For the third consecutive year, Ian Hochstetler raced in the Arthritis Foundation’s Jingle Bell Run on Dec. 15 to raise funds and awareness to help kids just like him suffering from juvenile arthritis. It’s a tradition he wouldn’t miss; he’s dedicated to jingling all the way to a cure.
“It means so much to me because I really want to be able to help other kids,” said Ian, 15. “I know how it feels to suffer without medicine from juvenile arthritis, and it’s debilitating.”
He’s working hard to do his part to make a difference in the lives of the nearly 300,000 children who face the daily challenges of the autoimmune disorder. This year, Ian was nominated as the event’s youth honoree, where he had an opportunity to share his story of hope and offer a heartfelt thanks to all his supporters.
“I was fortunate enough to get medicine fast that worked for me,” Ian said. “So, I don’t have much pain day to day. I’m healthy enough to play sports. I feel so lucky, but there are many other kids that have the exact opposite case. They can barely walk, and they still aren’t getting access to medicine. I hope to spread the word about how many are affected in hopes of giving more and more kids access to the help they need.”
Ian’s battle with juvenile arthritis
When Ian entered his adolescent years, he started complaining about pain in his knees and ankles.
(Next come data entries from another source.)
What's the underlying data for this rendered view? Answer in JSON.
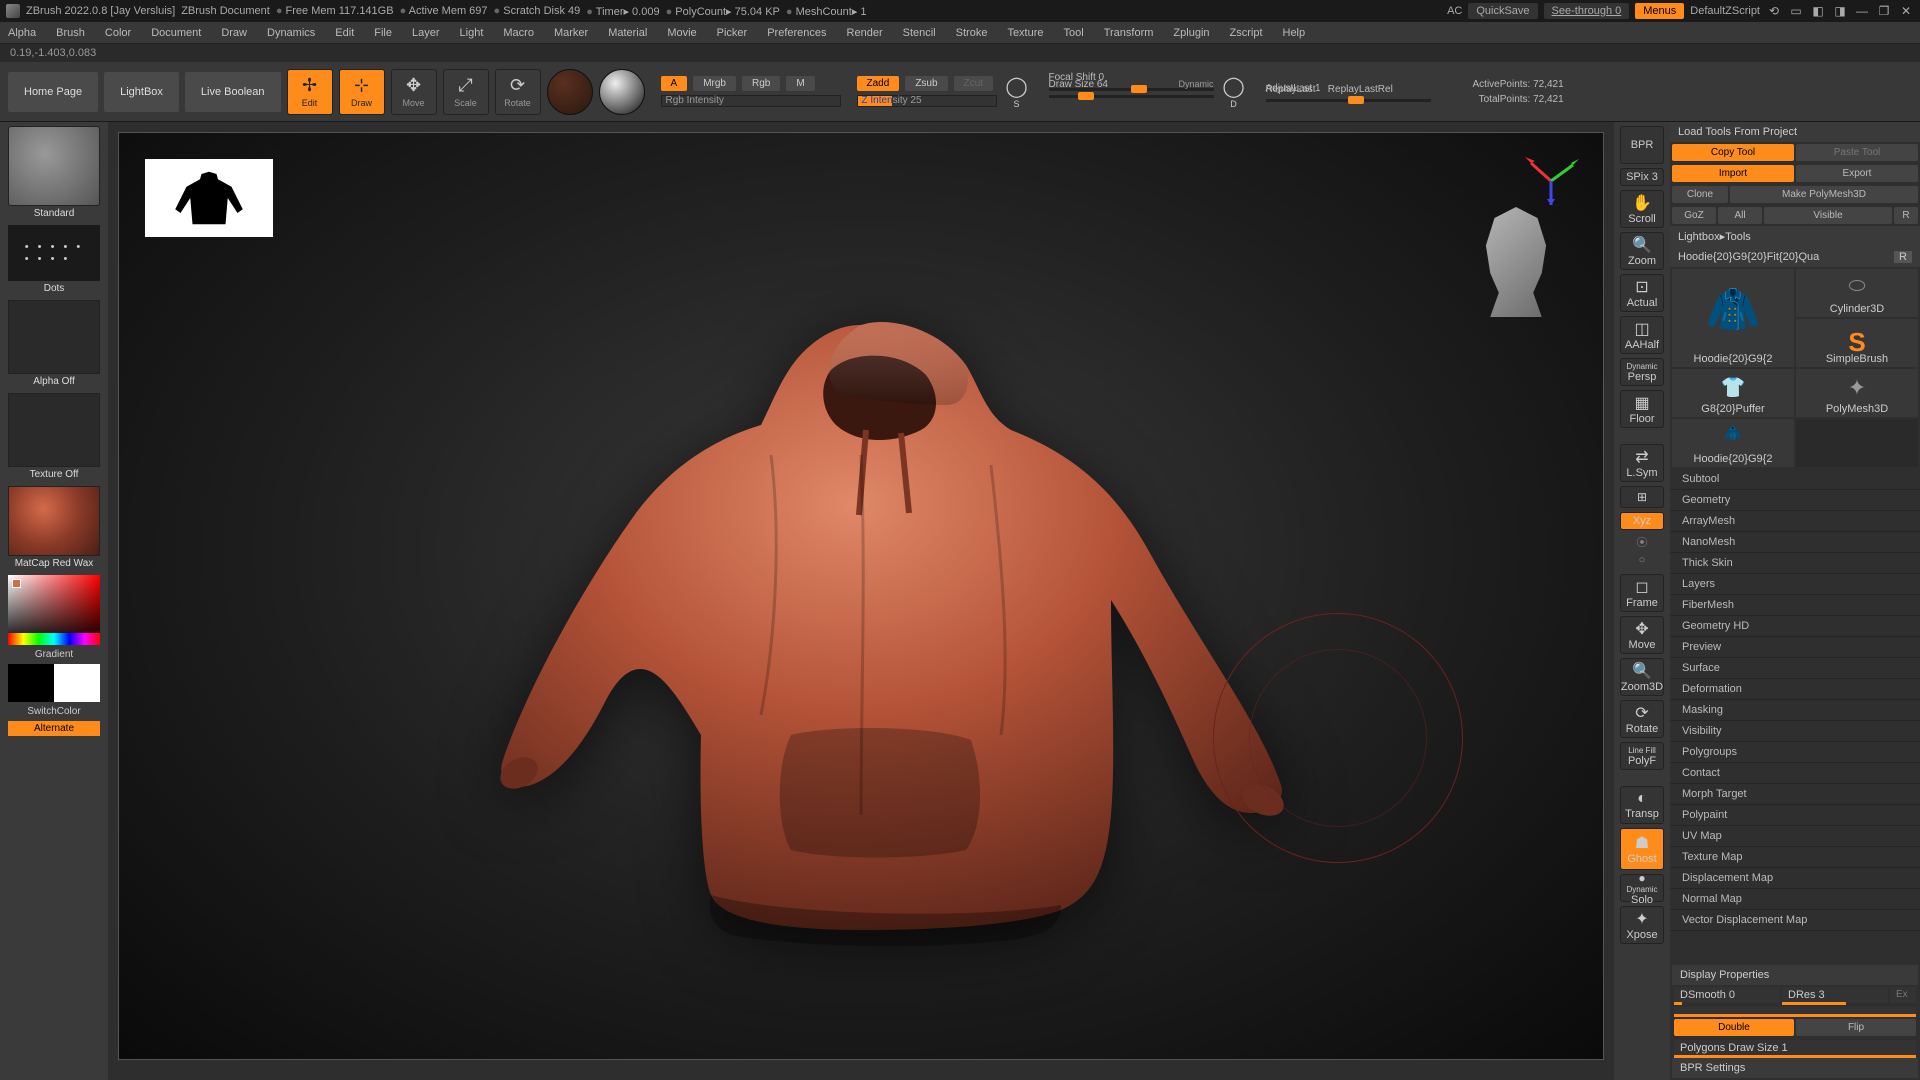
{
  "title": {
    "app": "ZBrush 2022.0.8 [Jay Versluis]",
    "doc": "ZBrush Document",
    "mem": "Free Mem 117.141GB",
    "active": "Active Mem 697",
    "scratch": "Scratch Disk 49",
    "timer": "Timer▸ 0.009",
    "poly": "PolyCount▸ 75.04 KP",
    "mesh": "MeshCount▸ 1",
    "ac": "AC",
    "quicksave": "QuickSave",
    "seethrough": "See-through  0",
    "menus": "Menus",
    "script": "DefaultZScript"
  },
  "menus": [
    "Alpha",
    "Brush",
    "Color",
    "Document",
    "Draw",
    "Dynamics",
    "Edit",
    "File",
    "Layer",
    "Light",
    "Macro",
    "Marker",
    "Material",
    "Movie",
    "Picker",
    "Preferences",
    "Render",
    "Stencil",
    "Stroke",
    "Texture",
    "Tool",
    "Transform",
    "Zplugin",
    "Zscript",
    "Help"
  ],
  "coord": "0.19,-1.403,0.083",
  "toolbar": {
    "home": "Home Page",
    "lightbox": "LightBox",
    "live": "Live Boolean",
    "edit": "Edit",
    "draw": "Draw",
    "move": "Move",
    "scale": "Scale",
    "rotate": "Rotate",
    "a": "A",
    "mrgb": "Mrgb",
    "rgb": "Rgb",
    "m": "M",
    "rgbint": "Rgb Intensity",
    "zadd": "Zadd",
    "zsub": "Zsub",
    "zcut": "Zcut",
    "zint": "Z Intensity 25",
    "focal": "Focal Shift 0",
    "drawsize": "Draw Size 64",
    "dynamic": "Dynamic",
    "replay": "ReplayLast",
    "replayrel": "ReplayLastRel",
    "adjust": "AdjustLast 1",
    "activepts": "ActivePoints: 72,421",
    "totalpts": "TotalPoints: 72,421",
    "s": "S",
    "d": "D"
  },
  "left": {
    "standard": "Standard",
    "dots": "Dots",
    "alphaoff": "Alpha Off",
    "texoff": "Texture Off",
    "mat": "MatCap Red Wax",
    "gradient": "Gradient",
    "switch": "SwitchColor",
    "alternate": "Alternate"
  },
  "rtool": {
    "bpr": "BPR",
    "spix": "SPix 3",
    "scroll": "Scroll",
    "zoom": "Zoom",
    "actual": "Actual",
    "aahalf": "AAHalf",
    "persp": "Persp",
    "floor": "Floor",
    "lsym": "L.Sym",
    "xyz": "Xyz",
    "frame": "Frame",
    "move": "Move",
    "zoom3d": "Zoom3D",
    "rotate": "Rotate",
    "linefill": "Line Fill",
    "polyf": "PolyF",
    "transp": "Transp",
    "ghost": "Ghost",
    "solo": "Solo",
    "xpose": "Xpose",
    "dynamic": "Dynamic"
  },
  "right": {
    "loadtools": "Load Tools From Project",
    "copy": "Copy Tool",
    "paste": "Paste Tool",
    "import": "Import",
    "export": "Export",
    "clone": "Clone",
    "makepoly": "Make PolyMesh3D",
    "goz": "GoZ",
    "all": "All",
    "visible": "Visible",
    "r": "R",
    "lightbox": "Lightbox▸Tools",
    "toolname": "Hoodie{20}G9{20}Fit{20}Qua",
    "r2": "R",
    "tools": [
      "Hoodie{20}G9{2",
      "Cylinder3D",
      "SimpleBrush",
      "G8{20}Puffer",
      "PolyMesh3D",
      "Hoodie{20}G9{2"
    ],
    "sections": [
      "Subtool",
      "Geometry",
      "ArrayMesh",
      "NanoMesh",
      "Thick Skin",
      "Layers",
      "FiberMesh",
      "Geometry HD",
      "Preview",
      "Surface",
      "Deformation",
      "Masking",
      "Visibility",
      "Polygroups",
      "Contact",
      "Morph Target",
      "Polypaint",
      "UV Map",
      "Texture Map",
      "Displacement Map",
      "Normal Map",
      "Vector Displacement Map"
    ],
    "display": "Display Properties",
    "dsmooth": "DSmooth 0",
    "dres": "DRes 3",
    "ex": "Ex",
    "double": "Double",
    "flip": "Flip",
    "polysize": "Polygons Draw Size 1",
    "bpr": "BPR Settings"
  }
}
At the time, Ian was involved in a travel soccer team, so his parents assumed he was sore from playing hard and needed ice and rest.
But soon, it got to the point where Ian’s pain was happening several days a week, and he’d need multiple days to recover from play. He even stopped growing and putting on weight.
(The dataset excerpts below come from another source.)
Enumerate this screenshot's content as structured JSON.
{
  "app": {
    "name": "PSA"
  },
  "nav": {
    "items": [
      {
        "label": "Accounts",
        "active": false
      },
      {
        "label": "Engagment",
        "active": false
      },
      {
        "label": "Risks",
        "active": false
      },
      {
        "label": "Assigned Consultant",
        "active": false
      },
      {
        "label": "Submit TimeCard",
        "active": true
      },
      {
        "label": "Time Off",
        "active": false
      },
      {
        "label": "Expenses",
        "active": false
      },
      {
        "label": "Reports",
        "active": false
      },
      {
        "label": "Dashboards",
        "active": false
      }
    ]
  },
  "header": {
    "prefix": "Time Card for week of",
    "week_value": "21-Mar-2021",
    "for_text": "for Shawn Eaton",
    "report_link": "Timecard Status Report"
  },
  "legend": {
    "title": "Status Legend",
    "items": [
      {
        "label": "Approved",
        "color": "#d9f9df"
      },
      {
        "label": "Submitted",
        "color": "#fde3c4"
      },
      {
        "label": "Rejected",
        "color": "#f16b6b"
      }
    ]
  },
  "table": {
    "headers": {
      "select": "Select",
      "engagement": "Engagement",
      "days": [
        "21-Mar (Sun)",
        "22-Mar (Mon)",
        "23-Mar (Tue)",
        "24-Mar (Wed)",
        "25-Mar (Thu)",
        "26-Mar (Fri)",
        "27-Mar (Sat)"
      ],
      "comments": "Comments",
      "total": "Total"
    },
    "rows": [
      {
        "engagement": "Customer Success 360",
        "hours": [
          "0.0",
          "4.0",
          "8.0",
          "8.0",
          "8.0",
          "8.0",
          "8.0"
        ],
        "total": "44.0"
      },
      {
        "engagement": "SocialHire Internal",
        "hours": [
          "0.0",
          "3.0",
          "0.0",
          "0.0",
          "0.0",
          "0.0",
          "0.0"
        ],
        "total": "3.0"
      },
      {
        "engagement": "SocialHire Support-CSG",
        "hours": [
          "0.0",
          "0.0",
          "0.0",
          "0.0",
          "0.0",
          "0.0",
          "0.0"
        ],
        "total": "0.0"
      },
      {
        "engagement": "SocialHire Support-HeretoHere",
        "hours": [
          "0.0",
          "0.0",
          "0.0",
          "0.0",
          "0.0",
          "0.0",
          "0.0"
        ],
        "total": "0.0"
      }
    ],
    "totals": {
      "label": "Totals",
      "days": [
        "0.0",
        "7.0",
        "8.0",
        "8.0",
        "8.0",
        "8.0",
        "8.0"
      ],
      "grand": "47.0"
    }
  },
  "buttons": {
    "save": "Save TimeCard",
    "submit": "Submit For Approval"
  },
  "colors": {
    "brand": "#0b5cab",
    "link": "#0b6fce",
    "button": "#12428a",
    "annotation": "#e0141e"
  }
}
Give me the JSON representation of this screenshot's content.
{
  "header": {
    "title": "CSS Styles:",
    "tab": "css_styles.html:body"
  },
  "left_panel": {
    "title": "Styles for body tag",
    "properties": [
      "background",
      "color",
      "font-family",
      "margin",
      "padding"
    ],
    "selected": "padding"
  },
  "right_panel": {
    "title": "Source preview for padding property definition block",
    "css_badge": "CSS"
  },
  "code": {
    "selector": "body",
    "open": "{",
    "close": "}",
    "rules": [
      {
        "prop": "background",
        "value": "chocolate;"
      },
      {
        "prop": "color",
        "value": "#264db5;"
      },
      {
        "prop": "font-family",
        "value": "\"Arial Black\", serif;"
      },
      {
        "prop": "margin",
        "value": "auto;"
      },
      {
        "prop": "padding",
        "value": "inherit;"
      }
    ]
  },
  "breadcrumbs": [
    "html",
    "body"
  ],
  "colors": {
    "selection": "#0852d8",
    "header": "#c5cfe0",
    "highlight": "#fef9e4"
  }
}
Then, in the summer of 2017, Ian suffered his first major flare-up, where he experienced extreme swelling and pain in his ankles, knees and hip joints all at once.
“That evening, he crawled into our bedroom because he couldn’t walk and was crying in pain,” said Derrick Hochstetler, Ian’s dad. “We iced it and gave him medicine to help reduce the inflammation. But after a week of seemingly no relief, we knew it was more than being sore from rough play.”
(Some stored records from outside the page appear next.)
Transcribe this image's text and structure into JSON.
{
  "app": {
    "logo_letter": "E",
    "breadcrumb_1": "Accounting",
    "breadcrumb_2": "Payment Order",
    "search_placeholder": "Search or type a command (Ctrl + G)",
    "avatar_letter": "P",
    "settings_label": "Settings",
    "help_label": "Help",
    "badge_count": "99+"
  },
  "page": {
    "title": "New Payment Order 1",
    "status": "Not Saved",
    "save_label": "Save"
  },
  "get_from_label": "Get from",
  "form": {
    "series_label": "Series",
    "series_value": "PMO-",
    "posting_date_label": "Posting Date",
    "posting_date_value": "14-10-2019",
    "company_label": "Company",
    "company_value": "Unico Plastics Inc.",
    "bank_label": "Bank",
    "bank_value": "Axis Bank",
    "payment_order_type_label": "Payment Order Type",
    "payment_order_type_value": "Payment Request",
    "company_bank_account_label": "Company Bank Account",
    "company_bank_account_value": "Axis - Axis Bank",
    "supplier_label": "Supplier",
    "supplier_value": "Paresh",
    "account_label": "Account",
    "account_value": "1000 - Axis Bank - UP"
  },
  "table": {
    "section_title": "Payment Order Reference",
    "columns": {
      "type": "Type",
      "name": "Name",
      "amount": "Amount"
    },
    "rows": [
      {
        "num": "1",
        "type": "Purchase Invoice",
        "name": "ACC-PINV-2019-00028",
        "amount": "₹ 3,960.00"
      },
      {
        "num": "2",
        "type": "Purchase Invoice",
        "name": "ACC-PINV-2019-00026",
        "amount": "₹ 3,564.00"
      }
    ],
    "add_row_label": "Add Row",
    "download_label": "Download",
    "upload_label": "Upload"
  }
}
Derrick and his wife took Ian to their family doctor, who diagnosed him with a sprained ankle. Feeling concerned his pain was more than a sprain, the family got a second opinion, which led them to the referral to Akron Children’s Hospital.
Ian underwent several tests, including testing for some cancers, but finally got a diagnosis of juvenile arthritis 2 months later.
“It was a very scary time for our family, and Ian was very overwhelmed,” said Derrick. “But once we knew what we were facing, we could start to build a treatment plan to get him better. Akron Children’s gave us valuable resources to help educate ourselves. It definitely helped us move forward with a positive mindset.”
Ian underwent physical therapy and medication to reduce the swelling and manage his pain. At first, Ian’s dosage was constantly changing due to his rapid development. Today, Ian gets one shot per week, takes pain management medication and vitamin supplements to relieve pain and swelling, maintain full movement and strength, and prevent complications.
Every 2 months, Ian sees Nancy Delnay, a pediatric nurse practitioner in Akron Children’s Department of Rheumatology, for follow-up and blood work. His vision is also monitored for preventative measures. Recently, Ian was diagnosed with scoliosis, a complication from juvenile arthritis, and is currently wearing a brace to keep his spine from bending any more.
But, life does not stop for Ian because of juvenile arthritis. He participates in dock jumping competitions with his 2 dogs, Tyson and Ralph. And though he had to quit soccer because it was hard on his joints, Ian keeps busy as an active, competitive member of his high school’s swim team. He practices with his team every day, and during his first high-school swim meet, he’s thrilled to report he broke all of his best times from last year.
“After a really active day, Ian knows the next day will be a day to recoup,” said Derrick. “On bad days, Ian will do a lot of extra stretching to warm up his joints, but on good days, he’s no different than any other child.”
Juvenile arthritis isn’t holding Ian back. In fact, it’s quite the opposite. He’s out there raising awareness and funds every chance he gets to help other kids with similar stories.
In addition to the Jingle Bell Run, Ian’s participated in several other fundraisers, and has been invited to speak and share his story for other Arthritis Foundation events. He’s also met with state representatives to share his story in hopes of influencing long-term insurance coverage for individuals with juvenile arthritis and other chronic conditions.
“People need to hear about juvenile arthritis because it’s rare,” said Derrick. “People think it’s like what your grandma has and it’s nothing like that. It’s a healing process for us, too, when we go to events and talk with other families that don’t understand it.
“Ian is caring and has a big heart; he’s always thinking about others,” continued Derrick. “That is why he’s my hero. I’m very proud of him. He’s an amazing kid — so he must take after his mother.”
Annual Jingle Bell Run
Ian’s Reindeer Racers has been the event’s top fundraiser in the last 3 years he’s participated since being diagnosed in 2017. This year, his team surpassed its $4,000 goal with more than $6,000 — the most they’ve raised to date. Since 2017, Ian’s team has raised more than $15,000 for the Arthritis Foundation.